Hi Philip Here in the Australian Capital Territory - the most educated city in Australia - they've just discovered that twenty years of schools without phonetics or grammar have resulted in this country plummeting down the advanced countries rankings for literacy. Some doctrinaire "expert" years ago demanded that kids should be encouraged to "guess" how to pronounce a word, and that all kids should go through the exact same process; as a result, our five-year-old daughter was reading Black Beauty at home and bored senseless reading "Look Jane - Look Peter" at school.
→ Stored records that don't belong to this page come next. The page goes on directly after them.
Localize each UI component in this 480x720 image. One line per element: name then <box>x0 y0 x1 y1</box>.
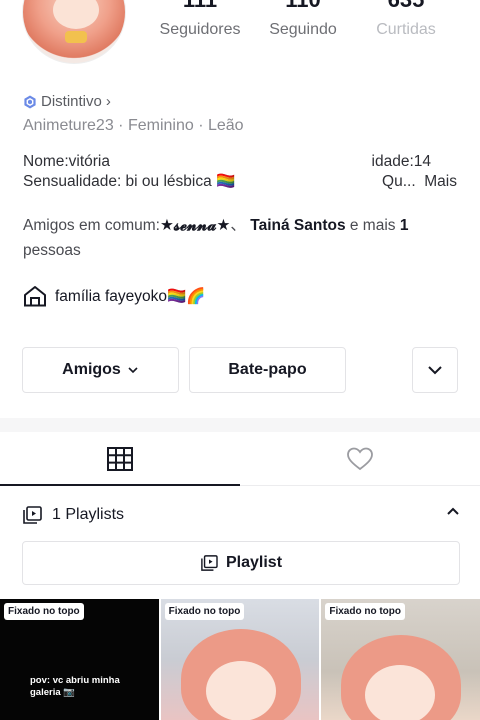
playlists-header[interactable]: 1 Playlists <box>22 504 460 526</box>
pinned-badge: Fixado no topo <box>325 603 405 620</box>
chevron-down-icon <box>428 366 442 375</box>
mutual-separator: 、 <box>230 217 246 234</box>
heart-icon <box>347 447 373 471</box>
chat-button-label: Bate-papo <box>228 361 307 378</box>
zodiac-sign: Leão <box>207 117 244 134</box>
stat-value: 111 <box>150 0 250 12</box>
friends-button[interactable]: Amigos <box>22 347 179 393</box>
stat-label: Seguidores <box>159 21 241 38</box>
pinned-badge: Fixado no topo <box>164 603 245 620</box>
mutual-friends[interactable]: Amigos em comum:★𝓼𝓮𝓷𝓷𝓪★、 Tainá Santos e … <box>23 213 463 263</box>
mutual-count: 1 <box>399 217 409 234</box>
mutual-friend: Tainá Santos <box>250 217 346 234</box>
bio-expand[interactable]: Qu... Mais <box>382 172 457 192</box>
bio-name: Nome:vitória <box>23 153 110 170</box>
stat-label: Seguindo <box>269 21 337 38</box>
playlist-button-label: Playlist <box>225 554 283 571</box>
family-link[interactable]: família fayeyoko🏳️‍🌈🌈 <box>23 285 206 307</box>
grid-icon <box>107 447 133 471</box>
avatar-bow <box>65 31 87 43</box>
badge-link[interactable]: Distintivo › <box>23 93 111 110</box>
tab-videos[interactable] <box>0 432 240 486</box>
mutual-prefix: Amigos em comum: <box>23 217 160 234</box>
avatar-face <box>53 0 99 29</box>
mutual-suffix: pessoas <box>23 242 81 259</box>
bio-age: idade:14 <box>371 153 431 170</box>
stat-followers[interactable]: 111 Seguidores <box>150 0 250 39</box>
stat-value: 635 <box>356 0 456 12</box>
gender: Feminino <box>127 117 194 134</box>
badge-icon <box>24 95 36 108</box>
badge-label: Distintivo <box>41 93 102 110</box>
video-grid: Fixado no topo pov: vc abriu minha galer… <box>0 599 480 720</box>
tab-liked[interactable] <box>240 432 480 486</box>
friends-button-label: Amigos <box>62 361 121 378</box>
profile-bio: Nome:vitória idade:14 Sensualidade: bi o… <box>23 152 463 192</box>
chat-button[interactable]: Bate-papo <box>189 347 346 393</box>
bio-orientation: Sensualidade: bi ou lésbica 🏳️‍🌈 <box>23 173 236 190</box>
thumbnail-art <box>365 665 436 720</box>
content-tabs <box>0 432 480 486</box>
playlist-icon <box>201 555 218 571</box>
section-divider <box>0 418 480 432</box>
chevron-down-icon <box>128 367 138 374</box>
active-tab-indicator <box>0 484 240 486</box>
stat-likes[interactable]: 635 Curtidas <box>356 0 456 39</box>
bio-truncated: Qu... <box>382 173 416 190</box>
bio-line-2: Sensualidade: bi ou lésbica 🏳️‍🌈 Qu... M… <box>23 172 463 192</box>
bio-more-button[interactable]: Mais <box>424 173 457 190</box>
stat-value: 110 <box>253 0 353 12</box>
video-caption: pov: vc abriu minha galeria 📷 <box>30 675 120 698</box>
video-thumbnail[interactable]: Fixado no topo pov: vc abriu minha galer… <box>0 599 159 720</box>
video-thumbnail[interactable]: Fixado no topo <box>321 599 480 720</box>
stat-label: Curtidas <box>376 21 436 38</box>
house-icon <box>24 286 46 307</box>
bio-line-1: Nome:vitória idade:14 <box>23 152 463 172</box>
more-options-button[interactable] <box>412 347 458 393</box>
chevron-right-icon: › <box>105 93 111 110</box>
meta-separator: · <box>113 117 128 134</box>
pinned-badge: Fixado no topo <box>4 603 84 620</box>
profile-meta: Animeture23 · Feminino · Leão <box>23 117 244 135</box>
username: Animeture23 <box>23 117 114 134</box>
playlist-icon <box>23 506 42 524</box>
playlist-button[interactable]: Playlist <box>22 541 460 585</box>
stat-following[interactable]: 110 Seguindo <box>253 0 353 39</box>
mutual-friend: ★𝓼𝓮𝓷𝓷𝓪★ <box>159 217 231 234</box>
playlists-count: 1 Playlists <box>52 506 125 523</box>
meta-separator: · <box>193 117 208 134</box>
family-label: família fayeyoko🏳️‍🌈🌈 <box>55 287 206 305</box>
chevron-up-icon[interactable] <box>446 506 460 516</box>
video-thumbnail[interactable]: Fixado no topo <box>160 599 320 720</box>
profile-avatar[interactable] <box>22 0 126 64</box>
mutual-and-more: e mais <box>345 217 400 234</box>
thumbnail-art <box>205 661 276 720</box>
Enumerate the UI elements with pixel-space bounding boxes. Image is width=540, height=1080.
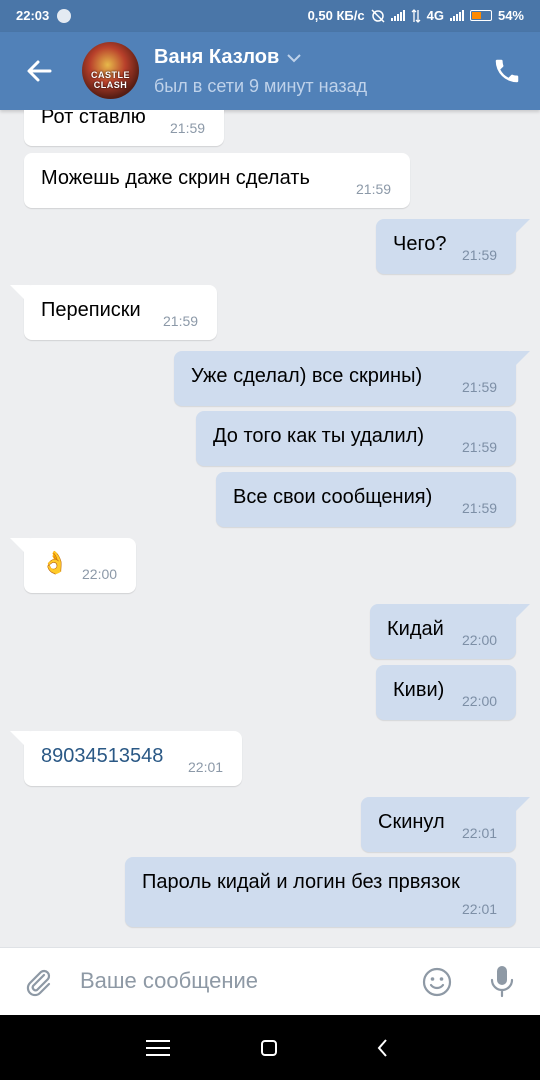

Fortunately, we were able to shift her to a school linked to - of all places - the French Embassy! Quotes from the Canberra Times May 3, May 6 2024
An expert report calling for significant changes to how literacy and numeracy is taught in ACT public schools has been widely welcomed as a way to lift student outcomes and reduce teacher workloads. The final report from an independent inquiry recommended a focus on explicit teaching of core skills, standard screening of students and a system to support students before they are left behind. Retired teacher Anna Linard tutors about 40 Canberra students in reading and numeracy. She was part of a Reading Recovery intervention program for six years but started to question its effectiveness. Since switching to a method of teaching where the phonetic code is taught gradually and supported with what is known as decodable readers, she has seen a huge improvement in her students. The ACT Alliance for Evidence-Based Education is calling for a chief literacy officer to be employed to oversee a team of literacy coaches to provide training for teachers in the explicit and systematic instruction of phonemic awareness, phonics, fluency, vocabulary, and comprehension.
And as for maths, I despair - checkout kids can't even work out the bill WITH the aid of a calculator before I tell them the answer! Yet we have contestants on our version of "Letters and Numbers" who are brilliant. The problem is how we teach the least advanced of our primary school kids.
True Blue Coventry Kid

Non-Coventry - Friendly chat
PhiliPamInCoventry
Holbrooks
Thread starter
208 of 238  Sat 15th Jun 2024 8:19am  

Hello Johnnie, I wonder if the contestants who "Are brilliant", started their formal schooling, already aware of basic reading & counting?
Non-Coventry - Friendly chat
JohnnieWalker
Sanctuary Point, Australia
209 of 238  Sat 15th Jun 2024 8:37am  

It wouldn't surprise me at all, Philip. Literacy is hereditary. Our 12-year-old grandson (our aforementioned daughter's son) had a bedtime story read to him by his mum or dad every night from when he was born to when he didn't need help to read. He's got through Stephen Hawking's "Brief History of Time" with about as much understanding of it as I did (possibly more!) and can discuss the implications of it! He tops his class in literacy and numeracy, has started to build robot machines, and is a great goalie for his local football team too! Yes - that kid was 11 years old when that photo was taken - he had just saved a penalty! His parents had to take his birth certificate to games to prove his age! Mind you, I don't approve 100% in encouraging infants to read - that aforementioned daughter was given my VERY favourite Bambi picture book to read at bedtime when she was two years old, and she ripped the book to shreds!
True Blue Coventry Kid

Non-Coventry - Friendly chat
PhiliPamInCoventry
Holbrooks
Thread starter
210 of 238  Sat 15th Jun 2024 9:13am  

Hello again, Over my lifetime I've had a cross section mix of most of society. I started volunteering with Coventry Mind in 1988, not because of any virtue of mine, it was to help a friend do motor pickups whilst he was on holiday. I loved what I saw being done. So for me involved in the professional part of society along side my volunteering forty years ago, I have a comparison on what I'm seeing now in Coventry. If I didn't have that personal comparison, I might struggle to believe what I'm now seeing as fact.